Notes on screening conditions: Charlie Wilson’s War screened at a Reading Cinemas print check, 9am last Tuesday morning (thanks, Hadyn), sitting in the comfy Gold Lounge chairs; Juno screened on Sunday afternoon in Penthouse 1 (the original). It’s nice to see the Penthouse finally replacing the seats in Cinema 1 but perhaps they could think about replacing the sound system with something that wasn’t salvaged from a transistor radio. Meet the Spartans was seen at a busy Saturday matinée at Readings where the brain-dead teenagers around me hooted at every stupid, lame, joke. Cloverfield was in Readings digital cinema (Cinema 5) and looked sensational. Digital really is the future and it can’t come soon enough. I shudder to think how ill I might have felt if I’d seen Cloverfield from a wobbly, scratchy print. The Jane Austen Book Club was the second part of a Penthouse double-feature on Sunday, this time in Cinema 3 (the new one) which is splendid.
When your correspondent was a nipper back in the early 80s, two of the most prized pirate videos available were the legendary Porky’s and something called Lemon Popsicle – two films about horny teenagers in the 1950s – and illicit copies were precious currency. Now the modern generation gets its own fat Jewish kids trying to get laid in Superbad: a very funny, filthy, comedy spawned fully-formed from the dirty minds of two horny 14 year olds (writers Seth Rogen and Evan Goldberg produced their first draft when they were, in fact, only 14).
High school kids Seth and Evan are desperate to get lucky so they’ll be able to go to college with “experience” and the only way they know to achieve that is to get chicks drunk. With the help of an extremely humorous fake Hawaiian ID and two hilariously easy-going local cops they get pretty close. As you might expect, the perfect audience for this film is about 14 years old, and considering the R16 rating it would only be fitting if they watched it on grainy VHS or wagged school to sneak into the flicks.
I Do is that rare beast: a romantic comedy that works better as a romance than a comedy, largely due to direction from Eric Lartigau that makes a horrible meal of the broad comedy moments and self-effacing performances from leads Charlotte Gainsbourg and Alain Chabat. Chabat plays hen-pecked metrosexual perfume designer Luis Costa, saddled with five sisters, seven nieces and a widowed mother, all of whom are desperate to see him married off. As seems to bethe way of things in French cinema recently Costa hires a stranger to pretend to be his fiancée so she can dump him at the alter and the family will get off his back. A matchless plan I’m sure you’ll agree.

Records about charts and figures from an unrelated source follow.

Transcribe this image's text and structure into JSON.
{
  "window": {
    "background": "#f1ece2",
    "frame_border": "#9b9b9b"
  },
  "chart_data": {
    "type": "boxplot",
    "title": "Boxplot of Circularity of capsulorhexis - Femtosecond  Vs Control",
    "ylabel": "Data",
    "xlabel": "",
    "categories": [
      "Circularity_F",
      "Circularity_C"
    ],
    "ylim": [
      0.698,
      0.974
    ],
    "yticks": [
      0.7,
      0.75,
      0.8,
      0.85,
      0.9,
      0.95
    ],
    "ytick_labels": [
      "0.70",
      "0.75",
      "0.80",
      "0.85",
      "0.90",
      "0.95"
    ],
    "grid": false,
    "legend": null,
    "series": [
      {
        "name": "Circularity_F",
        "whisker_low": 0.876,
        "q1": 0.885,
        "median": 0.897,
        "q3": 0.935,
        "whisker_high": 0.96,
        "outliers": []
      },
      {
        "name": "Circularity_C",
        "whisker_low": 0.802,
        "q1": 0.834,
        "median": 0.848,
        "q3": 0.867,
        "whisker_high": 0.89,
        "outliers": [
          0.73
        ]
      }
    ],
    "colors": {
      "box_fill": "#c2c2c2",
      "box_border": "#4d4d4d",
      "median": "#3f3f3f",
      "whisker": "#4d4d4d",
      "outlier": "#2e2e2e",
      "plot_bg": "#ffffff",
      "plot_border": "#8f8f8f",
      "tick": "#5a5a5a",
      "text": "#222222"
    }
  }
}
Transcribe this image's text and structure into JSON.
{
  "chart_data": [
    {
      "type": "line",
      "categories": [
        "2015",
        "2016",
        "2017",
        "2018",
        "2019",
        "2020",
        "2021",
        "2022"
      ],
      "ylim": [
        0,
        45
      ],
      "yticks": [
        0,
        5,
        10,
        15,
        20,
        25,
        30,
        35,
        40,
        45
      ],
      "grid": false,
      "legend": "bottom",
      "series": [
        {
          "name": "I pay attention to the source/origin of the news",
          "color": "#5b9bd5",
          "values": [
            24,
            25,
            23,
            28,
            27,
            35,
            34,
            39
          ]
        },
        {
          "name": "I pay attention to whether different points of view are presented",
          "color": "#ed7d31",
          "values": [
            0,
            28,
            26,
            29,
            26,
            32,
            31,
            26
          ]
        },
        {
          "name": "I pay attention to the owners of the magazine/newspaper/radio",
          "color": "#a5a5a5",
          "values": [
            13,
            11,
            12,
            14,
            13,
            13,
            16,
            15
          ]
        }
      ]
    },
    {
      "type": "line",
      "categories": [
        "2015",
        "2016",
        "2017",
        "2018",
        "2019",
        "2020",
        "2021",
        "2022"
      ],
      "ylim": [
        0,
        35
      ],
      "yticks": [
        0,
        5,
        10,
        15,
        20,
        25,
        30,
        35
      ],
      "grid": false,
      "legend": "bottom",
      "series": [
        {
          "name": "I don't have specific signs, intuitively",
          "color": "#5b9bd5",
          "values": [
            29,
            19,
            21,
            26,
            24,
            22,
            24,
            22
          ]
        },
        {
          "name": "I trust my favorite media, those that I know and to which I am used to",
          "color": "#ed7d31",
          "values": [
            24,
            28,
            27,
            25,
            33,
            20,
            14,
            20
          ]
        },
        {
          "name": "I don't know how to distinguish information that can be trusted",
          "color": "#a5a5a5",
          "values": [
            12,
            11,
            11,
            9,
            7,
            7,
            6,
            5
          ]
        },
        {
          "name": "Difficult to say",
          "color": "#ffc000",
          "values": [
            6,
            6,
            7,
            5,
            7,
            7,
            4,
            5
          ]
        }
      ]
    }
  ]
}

Surely it can’t be a coincidence that this film is released in the same week as Perfume: The Story of a Murderer, another film about an emotionally stunted wonder-nose. Perfume is based on the well-loved Patrick Süsskind novel that many (including Stanley Kubrick) considered un-filmable and so it proves. Ben Wishaw plays Jean-Baptiste Grenouille: born into poverty in pre-revolutionary Paris he has a remarkable talent for discerning scent. Unfortunately, as a character he’s not much more than a monkey-boy with a nose and director Tom Tykwer fails to find a satisfactory cinematic representation for the sense of smell which defeats the point somewhat.
I won’t go as far as recommending avoidance as, unlike most films, it is full of memorable moments and will at least provoke a response – its just that mine was negative.
The likeable comedian Steve Carell takes the lead in Evan Almighty, sequel to un-likeable comedian Jim Carrey’s smash-hit Bruce Almighty from 2003. Carell plays politician Evan Baxter who is taught a lesson in humility and ethics by genial practical joker God (Morgan Freeman). Soft-headed, dim-witted but warm-hearted.
Punk came along at just the right time for Joe Strummer. As “Woody” Mellor (after folkie Woody Guthrie) he was a middle-class art school drop-out channelling his energy into women and pub rock until he heard the siren call of punk and made his mark as leader of The Clash. Julien Temple’s moving biography, The Future is Unwritten, is an excellent guide to the punk period but is even better on the personal and artistic resurrection of Strummer’s final years. Highly recommended.
Printed in Wellington’s Capital Times on Wednesday 19 September, 2007.